Cutter wrote on Aug 9, 2015, 15:07:
For a video game? That's beyond retarded. Fucking pro athletes are overpaid but at least they have to put real effort in. Our species is doomed.
I hope you're being sarcastic or you're just ignorant about pro-gaming. Your attitude isn't unique, but hopefully one that is slowly changing, so let me give it a shot.
These competitors aren't just casual gamers that play on the weekends with their friends. These are people who live and breathe the game. They spent 8-10 hours of each waking day playing this game and improving their skills. They love doing this, and they are rewarded for doing the thing that they love because people like me enjoy watching people compete at the highest levels of the game. They are fundamentally entertainers just like "real" athletes are. They provides a service that many find entertaining enough to spend their time with and thus are financially rewarded for the time they invest in being the best. They train incredibly hard to be able to play at the level they play at.
If you're angry about why they're getting paid for doing what they love, you should try to understand the viewer. Without the viewers, the players would not be receiving nearly as much money. For most tournaments there are corporate sponsors who subsidize the prize pool. However, in DOTA 2 there is almost always a community factor that increases the prize pool. For example for this tournament $1.6 million was fronted by Valve where the remaining $16.4 million was contributed to by the community for digital items that Valve produces for this tournament. The International is basically an entire season of NFL in 2 weeks of games. This is the one tournament out of the year hosted by Valve (the makers of the game, with interest in promoting the game to more and more people).
To me, watching teams play within the confines of an imaginary battlefield is much more engaging. As a video gamer, who I imagine finds games interesting because of the escapism that it provides, I figured you would understand that. To me are a number of reasons why profession DOTA 2 is more interesting than "real" sports.
- I like playing the game!
- The caster and player personalities are gamers like me, whom I can relate to better than say sports jocks
- The game field/environment is unique and visually interesting.
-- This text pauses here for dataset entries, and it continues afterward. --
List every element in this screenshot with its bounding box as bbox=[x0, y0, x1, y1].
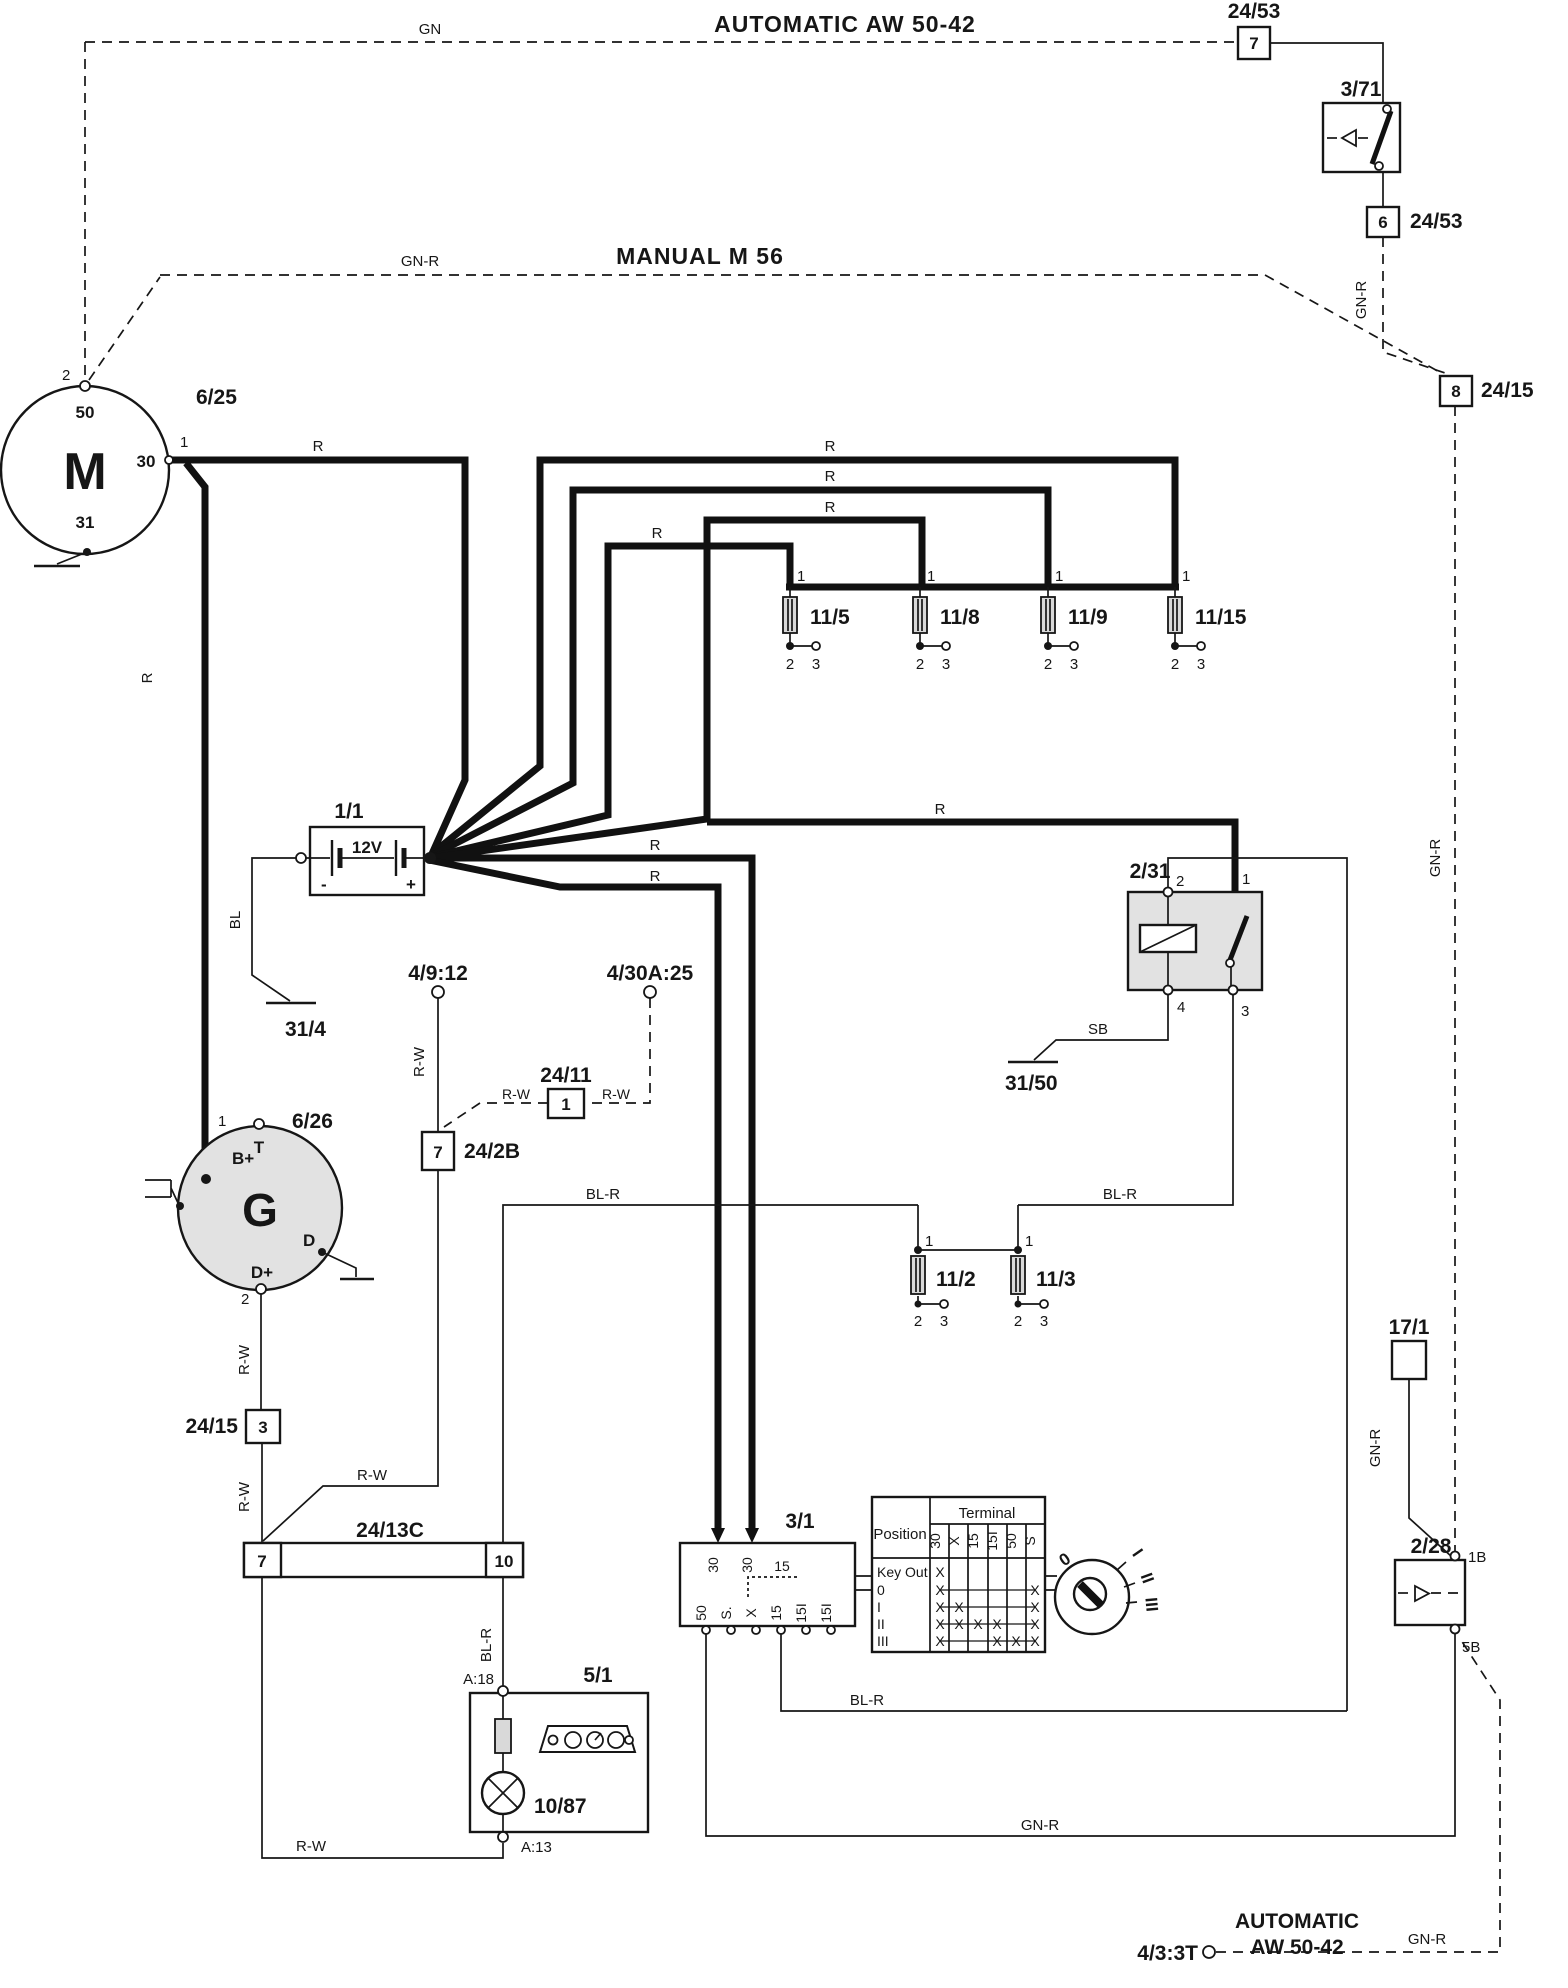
fuse-pin-2: 2 bbox=[786, 656, 794, 673]
wire-label-rw1: R-W bbox=[236, 1344, 253, 1375]
table-mark: X bbox=[973, 1616, 983, 1632]
table-mark: X bbox=[1030, 1582, 1040, 1598]
connector-24-53-id: 24/53 bbox=[1228, 0, 1281, 23]
motor-id: 6/25 bbox=[196, 386, 237, 409]
wire-label-blr4: BL-R bbox=[850, 1692, 884, 1709]
wire-label-r1: R bbox=[313, 438, 324, 455]
connector-24-15-id: 24/15 bbox=[1481, 379, 1534, 402]
conn-24-11-pin1: 1 bbox=[561, 1095, 570, 1114]
fuse-pin-3: 3 bbox=[812, 656, 820, 673]
title-manual: MANUAL M 56 bbox=[616, 243, 784, 269]
gnr-start-wire bbox=[706, 1633, 1455, 1836]
generator-6-26: G 1 B+ T 6/26 D D+ 2 R-W bbox=[145, 1110, 374, 1410]
generator-pin-b: B+ bbox=[232, 1149, 254, 1168]
fuse-pin-2: 2 bbox=[1171, 656, 1179, 673]
motor-symbol: M bbox=[63, 443, 106, 501]
cluster-id: 5/1 bbox=[583, 1664, 613, 1687]
key-pos-iii: III bbox=[1141, 1597, 1161, 1613]
cluster-lamp-id: 10/87 bbox=[534, 1795, 587, 1818]
relay-pin-1: 1 bbox=[1242, 871, 1250, 888]
table-mark: X bbox=[935, 1564, 945, 1580]
wire-label-rw2: R-W bbox=[236, 1481, 253, 1512]
conn-24-13c-pin10: 10 bbox=[495, 1552, 514, 1571]
wire-label-bl: BL bbox=[227, 911, 244, 929]
wire-label-rw5: R-W bbox=[602, 1086, 631, 1102]
battery-ground-wire bbox=[252, 858, 296, 1001]
arrowhead-ign-30a bbox=[711, 1528, 725, 1543]
table-mark: X bbox=[1030, 1599, 1040, 1615]
pin-8-label: 8 bbox=[1451, 382, 1460, 401]
table-mark: X bbox=[935, 1616, 945, 1632]
motor-pin-30: 30 bbox=[137, 452, 156, 471]
wire-label-r3: R bbox=[825, 468, 836, 485]
conn-24-13c-pin7: 7 bbox=[257, 1552, 266, 1571]
cluster-pin-a18: A:18 bbox=[463, 1671, 494, 1688]
ignition-t15: 15 bbox=[768, 1605, 784, 1621]
conn-24-2b-pin7: 7 bbox=[433, 1143, 442, 1162]
wire-label-gn: GN bbox=[419, 21, 442, 38]
table-row-0: 0 bbox=[877, 1582, 885, 1598]
relay-pin-2: 2 bbox=[1176, 873, 1184, 890]
conn-24-2b-id: 24/2B bbox=[464, 1140, 520, 1163]
table-col-50: 50 bbox=[1003, 1533, 1019, 1549]
table-row-ii: II bbox=[877, 1616, 885, 1632]
ignition-ts: S. bbox=[718, 1606, 734, 1619]
conn-4-30a-25-id: 4/30A:25 bbox=[607, 962, 694, 985]
table-col-x: X bbox=[946, 1536, 962, 1546]
diode-2-28-id: 2/28 bbox=[1411, 1535, 1452, 1558]
fuse-pin-3: 3 bbox=[942, 656, 950, 673]
wire-label-gnr-top: GN-R bbox=[1353, 281, 1370, 319]
generator-pin-dplus: D+ bbox=[251, 1263, 273, 1282]
fuse-pin-1: 1 bbox=[1182, 568, 1190, 585]
generator-symbol: G bbox=[242, 1184, 278, 1236]
wiring-diagram: GN AUTOMATIC AW 50-42 GN-R MANUAL M 56 G… bbox=[0, 0, 1568, 1988]
fuse-11-8-id: 11/8 bbox=[940, 606, 980, 629]
wire-label-rw7: R-W bbox=[296, 1838, 327, 1855]
fuse-pin-1: 1 bbox=[925, 1233, 933, 1250]
wire-label-r6: R bbox=[935, 801, 946, 818]
table-mark: X bbox=[992, 1616, 1002, 1632]
wire-label-rw6: R-W bbox=[357, 1467, 388, 1484]
ignition-t50: 50 bbox=[693, 1605, 709, 1621]
wire-label-sb: SB bbox=[1088, 1021, 1108, 1038]
connector-24-53-pin6: 6 24/53 bbox=[1367, 207, 1463, 237]
motor-pin-1: 1 bbox=[180, 434, 188, 451]
inhibitor-switch-3-71: 3/71 bbox=[1323, 78, 1400, 172]
table-mark: X bbox=[1011, 1633, 1021, 1649]
battery-1-1: 1/1 12V - + BL 31/4 bbox=[227, 800, 428, 1041]
generator-pin-t: T bbox=[254, 1138, 265, 1157]
diode-2-28: 2/28 1B 5B bbox=[1395, 1535, 1486, 1656]
conn-24-13c-id: 24/13C bbox=[356, 1519, 424, 1542]
ignition-t15i-b: 15I bbox=[818, 1603, 834, 1622]
ignition-position-table: Position Terminal 30 X 15 15I 50 S Key O… bbox=[872, 1497, 1045, 1652]
diode-pin-1b: 1B bbox=[1468, 1549, 1486, 1566]
fuse-pin-1: 1 bbox=[927, 568, 935, 585]
fuse-11-2: 1 2 3 11/2 bbox=[911, 1205, 1018, 1330]
fuse-11-9-id: 11/9 bbox=[1068, 606, 1108, 629]
table-mark: X bbox=[1030, 1616, 1040, 1632]
conn-24-11-id: 24/11 bbox=[540, 1064, 592, 1087]
table-col-15: 15 bbox=[965, 1533, 981, 1549]
ignition-t30b: 30 bbox=[739, 1557, 755, 1573]
connector-24-15-pin8: 8 24/15 bbox=[1440, 376, 1534, 406]
title-automatic-bottom-2: AW 50-42 bbox=[1250, 1936, 1343, 1959]
wire-label-blr3: BL-R bbox=[478, 1628, 495, 1662]
wire-label-blr2: BL-R bbox=[586, 1186, 620, 1203]
table-row-iii: III bbox=[877, 1633, 889, 1649]
inhibitor-switch-id: 3/71 bbox=[1341, 78, 1382, 101]
wire-label-gnr-manual: GN-R bbox=[401, 253, 439, 270]
key-pos-ii: II bbox=[1137, 1570, 1158, 1585]
table-mark: X bbox=[954, 1616, 964, 1632]
ignition-t15-internal: 15 bbox=[774, 1558, 790, 1574]
fuse-pin-2: 2 bbox=[1014, 1313, 1022, 1330]
connector-24-53-pin7: 7 24/53 bbox=[1228, 0, 1281, 59]
fuse-pin-3: 3 bbox=[940, 1313, 948, 1330]
relay-2-31-id: 2/31 bbox=[1130, 860, 1171, 883]
suppressor-icon bbox=[145, 1180, 178, 1203]
fuse-pin-1: 1 bbox=[1055, 568, 1063, 585]
fuse-11-3: 1 2 3 11/3 bbox=[1011, 1205, 1076, 1330]
title-automatic-top: AUTOMATIC AW 50-42 bbox=[714, 11, 976, 37]
title-automatic-bottom-1: AUTOMATIC bbox=[1235, 1910, 1359, 1933]
table-col-s: S bbox=[1022, 1536, 1038, 1545]
wire-label-gnr-bottom-right: GN-R bbox=[1408, 1931, 1446, 1948]
conn-4-3-3t-id: 4/3:3T bbox=[1137, 1942, 1198, 1965]
relay-pin-4: 4 bbox=[1177, 999, 1185, 1016]
fuse-pin-1: 1 bbox=[797, 568, 805, 585]
generator-pin-2: 2 bbox=[241, 1291, 249, 1308]
wire-label-gnr-right: GN-R bbox=[1427, 839, 1444, 877]
battery-voltage: 12V bbox=[352, 838, 383, 857]
fuse-pin-2: 2 bbox=[916, 656, 924, 673]
table-col-15i: 15I bbox=[984, 1531, 1000, 1550]
relay-pin-3: 3 bbox=[1241, 1003, 1249, 1020]
wire-label-r9: R bbox=[139, 672, 156, 683]
wire-label-rw3: R-W bbox=[411, 1046, 428, 1077]
blr-to-connector-wire bbox=[503, 1205, 918, 1543]
fuse-pin-3: 3 bbox=[1070, 656, 1078, 673]
table-mark: X bbox=[935, 1582, 945, 1598]
wire-label-rw4: R-W bbox=[502, 1086, 531, 1102]
battery-id: 1/1 bbox=[334, 800, 364, 823]
wire-label-r8: R bbox=[650, 868, 661, 885]
module-17-1-id: 17/1 bbox=[1389, 1316, 1430, 1339]
ignition-key-icon: 0 I II III bbox=[1055, 1545, 1162, 1634]
motor-pin-50: 50 bbox=[76, 403, 95, 422]
conn-4-9-12-id: 4/9:12 bbox=[408, 962, 468, 985]
pin-7-label: 7 bbox=[1249, 34, 1258, 53]
ignition-t15i-a: 15I bbox=[793, 1603, 809, 1622]
battery-minus: - bbox=[321, 875, 327, 894]
fuse-pin-2: 2 bbox=[1044, 656, 1052, 673]
table-header-terminal: Terminal bbox=[959, 1505, 1016, 1522]
connector-24-15-id-2: 24/15 bbox=[185, 1415, 238, 1438]
fuse-pin-2: 2 bbox=[914, 1313, 922, 1330]
generator-pin-d: D bbox=[303, 1231, 315, 1250]
fuse-pin-3: 3 bbox=[1197, 656, 1205, 673]
wire-label-r2: R bbox=[825, 438, 836, 455]
ignition-id: 3/1 bbox=[785, 1510, 815, 1533]
fuse-pin-3: 3 bbox=[1040, 1313, 1048, 1330]
table-row-keyout: Key Out bbox=[877, 1564, 928, 1580]
wire-label-r4: R bbox=[825, 499, 836, 516]
fuse-11-5-id: 11/5 bbox=[810, 606, 850, 629]
cluster-pin-a13: A:13 bbox=[521, 1839, 552, 1856]
table-mark: X bbox=[992, 1633, 1002, 1649]
table-mark: X bbox=[935, 1599, 945, 1615]
fuse-11-3-id: 11/3 bbox=[1036, 1268, 1076, 1291]
fuse-11-15: 1 2 3 11/15 bbox=[1168, 568, 1247, 673]
wire-label-gnr-17-1: GN-R bbox=[1367, 1429, 1384, 1467]
instrument-cluster-5-1: 5/1 A:18 10/87 A:13 bbox=[463, 1664, 648, 1856]
wire-label-gnr-bottom: GN-R bbox=[1021, 1817, 1059, 1834]
connector-24-53-id-2: 24/53 bbox=[1410, 210, 1463, 233]
automatic-bottom-circuit: 4/3:3T AUTOMATIC AW 50-42 GN-R bbox=[1137, 1637, 1500, 1965]
diode-pin-5b: 5B bbox=[1462, 1639, 1480, 1656]
wire-label-r5: R bbox=[652, 525, 663, 542]
table-col-30: 30 bbox=[927, 1533, 943, 1549]
key-pos-i: I bbox=[1128, 1545, 1146, 1560]
fuse-11-15-id: 11/15 bbox=[1195, 606, 1247, 629]
table-mark: X bbox=[1030, 1633, 1040, 1649]
pin-3-label: 3 bbox=[258, 1418, 267, 1437]
motor-pin-31: 31 bbox=[76, 513, 95, 532]
battery-r-wiring: R R R R R R R R R bbox=[139, 438, 1242, 1543]
module-17-1: 17/1 GN-R bbox=[1367, 1316, 1452, 1557]
fuse-11-2-id: 11/2 bbox=[936, 1268, 976, 1291]
generator-pin-1: 1 bbox=[218, 1113, 226, 1130]
connector-24-15-pin3: 3 24/15 R-W bbox=[185, 1410, 280, 1543]
relay-output-wire bbox=[1018, 994, 1233, 1205]
automatic-gn-circuit: GN AUTOMATIC AW 50-42 GN-R MANUAL M 56 G… bbox=[85, 11, 1455, 1552]
fuse-pin-1: 1 bbox=[1025, 1233, 1033, 1250]
table-mark: X bbox=[954, 1599, 964, 1615]
ignition-t30a: 30 bbox=[705, 1557, 721, 1573]
ignition-tx: X bbox=[743, 1608, 759, 1618]
ground-31-4-id: 31/4 bbox=[285, 1018, 326, 1041]
motor-pin-2: 2 bbox=[62, 367, 70, 384]
table-header-position: Position bbox=[873, 1526, 926, 1543]
table-mark: X bbox=[935, 1633, 945, 1649]
arrowhead-ign-30b bbox=[745, 1528, 759, 1543]
table-row-i: I bbox=[877, 1599, 881, 1615]
generator-id: 6/26 bbox=[292, 1110, 333, 1133]
battery-plus: + bbox=[406, 875, 416, 894]
ground-31-50-id: 31/50 bbox=[1005, 1072, 1058, 1095]
wire-label-blr1: BL-R bbox=[1103, 1186, 1137, 1203]
wiring-diagram-canvas: GN AUTOMATIC AW 50-42 GN-R MANUAL M 56 G… bbox=[0, 0, 1568, 1988]
wire-label-r7: R bbox=[650, 837, 661, 854]
pin-6-label: 6 bbox=[1378, 213, 1387, 232]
Not a stadium with a bunch of lines on it.
- There are no ties. One person will win, eventually. Also, while you gain leads, the game isn't over until it is over (no arbitrary time limits).
- There is a lot of strategy involved with pick/ban drafting. Heroes each have strengths and weakness and picking a combination of those ahead of time vs another team's is very interesting.
- There is a lot of decisions that must be made by the players instead of being fed instructions (say by an offensive coordinator).
- There are no human referees the games usually run from beginning to end on LANs. There are no human influenced over-reaction fouls or the like. The biggest issues are technical issues like network connections and DDOS attacks.
- There is only simulated carnage and death instead of inflicting that on actual people or animals.
Your viewpoint is the type of stigma that pro-gaming has to fight to be accepted. For some reason it's ok to watch humans physically interact with each other, to determine who is the best but not ok when it's though the confines of a simulation. Luckily, younger people are much more open to this type of entertainment. If you can't accept it, you can just live in your log cabin stroking your shotgun while the world changes around you or you can try to learn to accept new things.
This comment was edited on Aug 9, 2015, 17:27.